Overview

The Tool class allows you to wrap Python functions—synchronous or asynchronous—with input validation, rich metadata, and compatibility with LLM agent frameworks such as LangChain.

It enables:

  • Pydantic-based input validation
  • Safe execution of async and sync functions
  • Metadata generation for prompt or UI integration
  • Seamless conversion to LangChain StructuredTool

Basic Usage

Simple Sync Function

from chainless import Tool

def greet(name: str):
    return f"Hello, {name}!"

tool = Tool("Greeter", "Greets a person by name", greet)
tool.execute({"name": "Alice"})
# Output: "Hello, Alice!"

With Async Function

import asyncio

async def async_greet(name: str):
    return f"Hi (async), {name}!"

tool = Tool("AsyncGreeter", "Asynchronous greeting", async_greet)
await tool.execute({"name": "Bob"})

Input Validation with Pydantic

You can provide a schema to ensure input data is validated before execution.

from pydantic import BaseModel

class GreetSchema(BaseModel):
    name: str

tool = Tool("Greeter", "Greets a person", greet, input_schema=GreetSchema)

# Valid
tool.execute({"name": "Alice"})

# Invalid (raises ToolInputValidationError)
tool.execute({"name": 123})

Attributes

NameTypeDescription
namestrUnique identifier for the tool
descriptionstrUsed in UIs and LLM prompt construction
funcCallableThe actual function (sync or async) to execute
input_schemaOptional[BaseModel]Pydantic schema for validating and describing tool inputs
raise_on_errorbool (default=True)If False, will suppress exceptions and log errors

Metadata via describe()

tool.describe()

# Output:
{
  "name": "Greeter",
  "description": "Greets a person",
  "parameters": {
    "name": {
      "type": "string",
      "description": "No description provided."
    }
  }
}

LangChain Integration

structured_tool = tool.convert_tool_to_langchain()

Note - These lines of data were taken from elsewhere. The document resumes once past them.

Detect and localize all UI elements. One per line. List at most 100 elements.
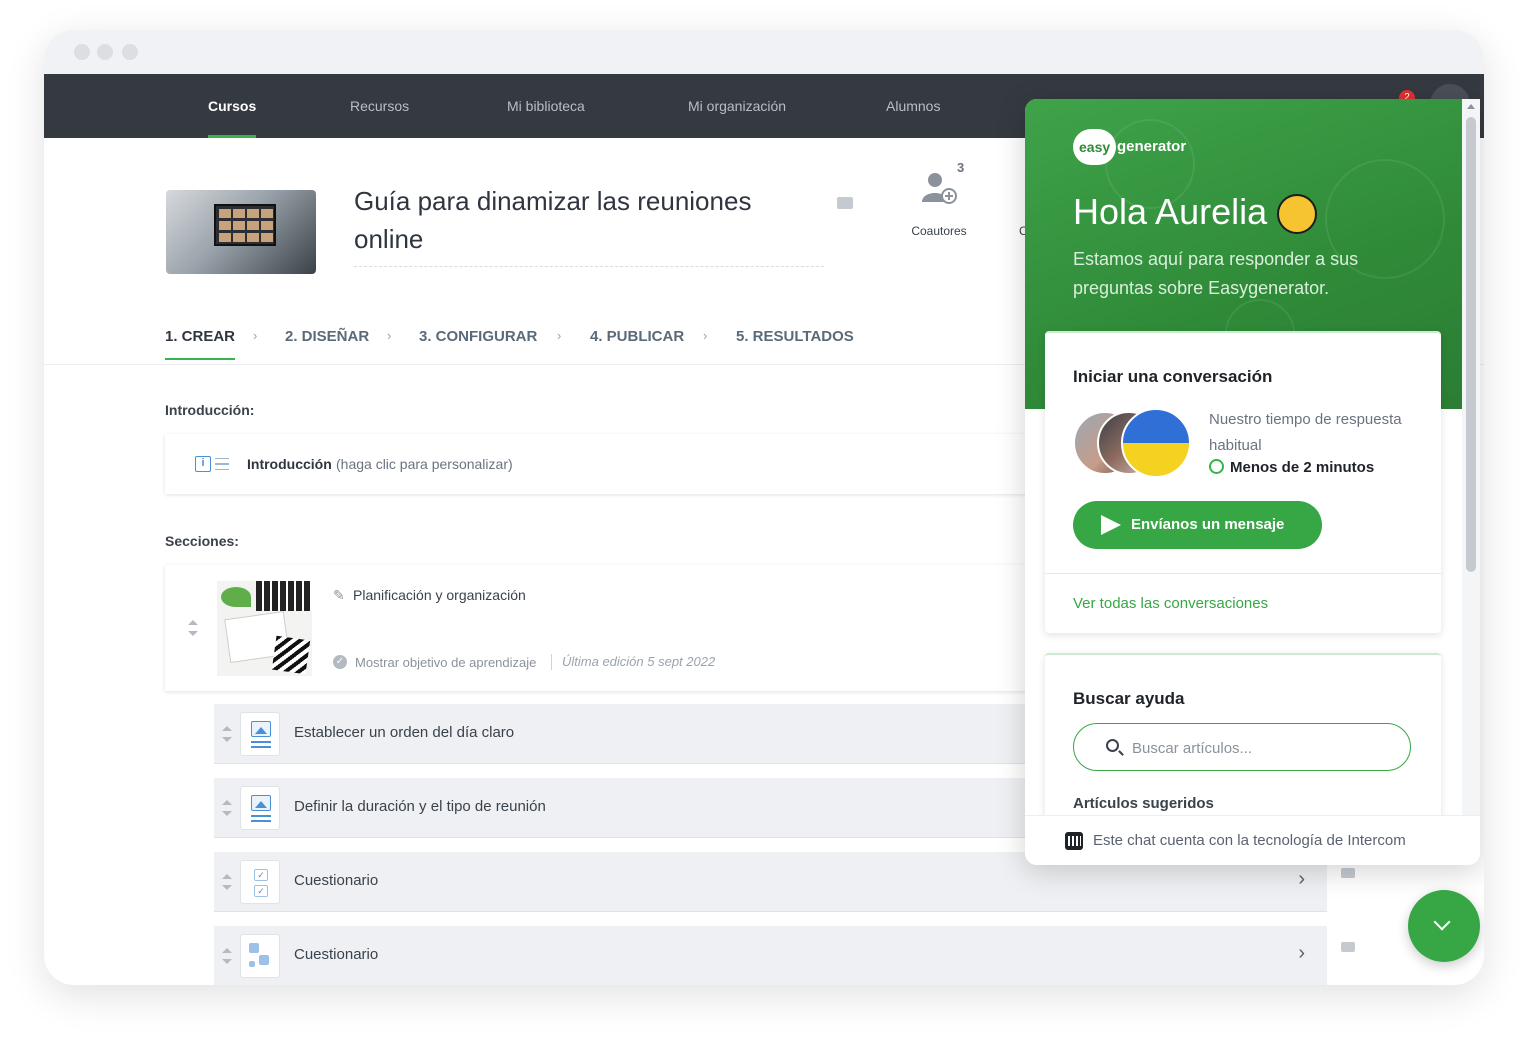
show-objective-link[interactable]: Mostrar objetivo de aprendizaje (355, 655, 536, 670)
greeting: Hola Aurelia (1073, 191, 1318, 235)
intro-hint: (haga clic para personalizar) (336, 456, 513, 472)
step-configurar[interactable]: 3. CONFIGURAR (419, 328, 537, 345)
video-tile (247, 233, 259, 242)
chevron-right-icon[interactable]: › (1298, 942, 1305, 965)
video-tile (261, 221, 273, 230)
step-resultados[interactable]: 5. RESULTADOS (736, 328, 854, 345)
chevron-right-icon: › (703, 328, 708, 343)
plant-shape (221, 587, 251, 607)
response-time-label: Menos de 2 minutos (1230, 459, 1375, 476)
step-publicar[interactable]: 4. PUBLICAR (590, 328, 684, 345)
keyboard-shape (256, 581, 312, 611)
video-tile (219, 221, 231, 230)
window-dot (74, 44, 90, 60)
laptop-screen (214, 204, 276, 246)
send-message-label: Envíanos un mensaje (1131, 516, 1285, 533)
intercom-subtitle: Estamos aquí para responder a sus pregun… (1073, 249, 1359, 298)
image-text-icon (240, 712, 280, 756)
window-dot (122, 44, 138, 60)
item-title: Cuestionario (294, 946, 379, 963)
window-dot (97, 44, 113, 60)
intercom-panel: easy generator Hola Aurelia Estamos aquí… (1025, 99, 1480, 865)
conversation-title: Iniciar una conversación (1073, 367, 1273, 386)
powered-by-text[interactable]: Este chat cuenta con la tecnología de In… (1093, 832, 1406, 849)
scroll-up-icon[interactable] (1467, 104, 1475, 109)
chevron-right-icon[interactable]: › (1298, 868, 1305, 891)
divider (551, 654, 552, 670)
comment-icon[interactable] (1341, 868, 1355, 878)
nav-mi-biblioteca[interactable]: Mi biblioteca (507, 74, 585, 138)
video-tile (219, 233, 231, 242)
check-circle-icon: ✓ (333, 655, 347, 669)
reorder-handle-icon[interactable] (222, 800, 232, 816)
intercom-footer: Este chat cuenta con la tecnología de In… (1025, 815, 1480, 865)
notebook-shape (271, 635, 311, 675)
video-tile (247, 209, 259, 218)
item-title: Cuestionario (294, 872, 379, 889)
search-box[interactable] (1073, 723, 1411, 771)
nav-mi-organizacion[interactable]: Mi organización (688, 74, 786, 138)
panel-scrollbar[interactable] (1462, 99, 1480, 815)
sections-label: Secciones: (165, 533, 239, 549)
add-user-icon (922, 173, 957, 204)
section-title[interactable]: Planificación y organización (353, 587, 526, 603)
image-text-icon (240, 786, 280, 830)
info-icon: i (195, 456, 211, 472)
coauthors-count: 3 (957, 160, 965, 175)
search-icon (1106, 739, 1119, 752)
chevron-right-icon: › (253, 328, 258, 343)
nav-alumnos[interactable]: Alumnos (886, 74, 940, 138)
easygenerator-logo-text: generator (1117, 138, 1187, 155)
suggested-articles-label: Artículos sugeridos (1073, 795, 1214, 812)
checklist-icon: ✓ ✓ (240, 860, 280, 904)
greeting-text: Hola Aurelia (1073, 191, 1268, 232)
step-disenar[interactable]: 2. DISEÑAR (285, 328, 369, 345)
pencil-icon[interactable]: ✎ (333, 588, 345, 602)
easygenerator-logo: easy (1073, 129, 1117, 165)
scrollbar-thumb[interactable] (1466, 117, 1476, 572)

# Pass to a LangChain agent
agent = initialize_agent([structured_tool], llm=llm, ...)

Error Handling

If validation fails, a ToolInputValidationError will be raised with detailed information:

try:
    tool.execute({"name": 42})
except ToolInputValidationError as err:
    print(err)

Real-World Example

from chainless import Tool, Agent

def get_weather(city: str):
    return f"{city} is sunny today."

weather_tool = Tool("WeatherTool", "Provides current weather", get_weather)

agent = Agent(
  name="WeatherAgent",
  llm=llm,
  tools=[weather_tool],
  system_prompt="Only respond using weather tool."
)

response = agent.start("What's the weather in Istanbul?")
print(response)

Best Practices

  • Keep tool functions pure and stateless
  • Always define an input schema for clarity and safety
  • Use describe() to integrate with UIs or LLM-based planning systems
  • Avoid side effects inside tool logic (e.g. file writes or database mutations)

Interface Summary

interface Tool {
  name: string;
  description: string;
  execute(input: Record<string, any>): Promise<any>;
  describe(): {
    name: string;
    description: string;
    parameters: Record<string, any>;
  };
}

Tools are the building blocks for agent autonomy. Define them clearly, validate inputs properly, and structure them for reusability. They integrate seamlessly into the Chainless Agent and TaskFlow system for powerful orchestration.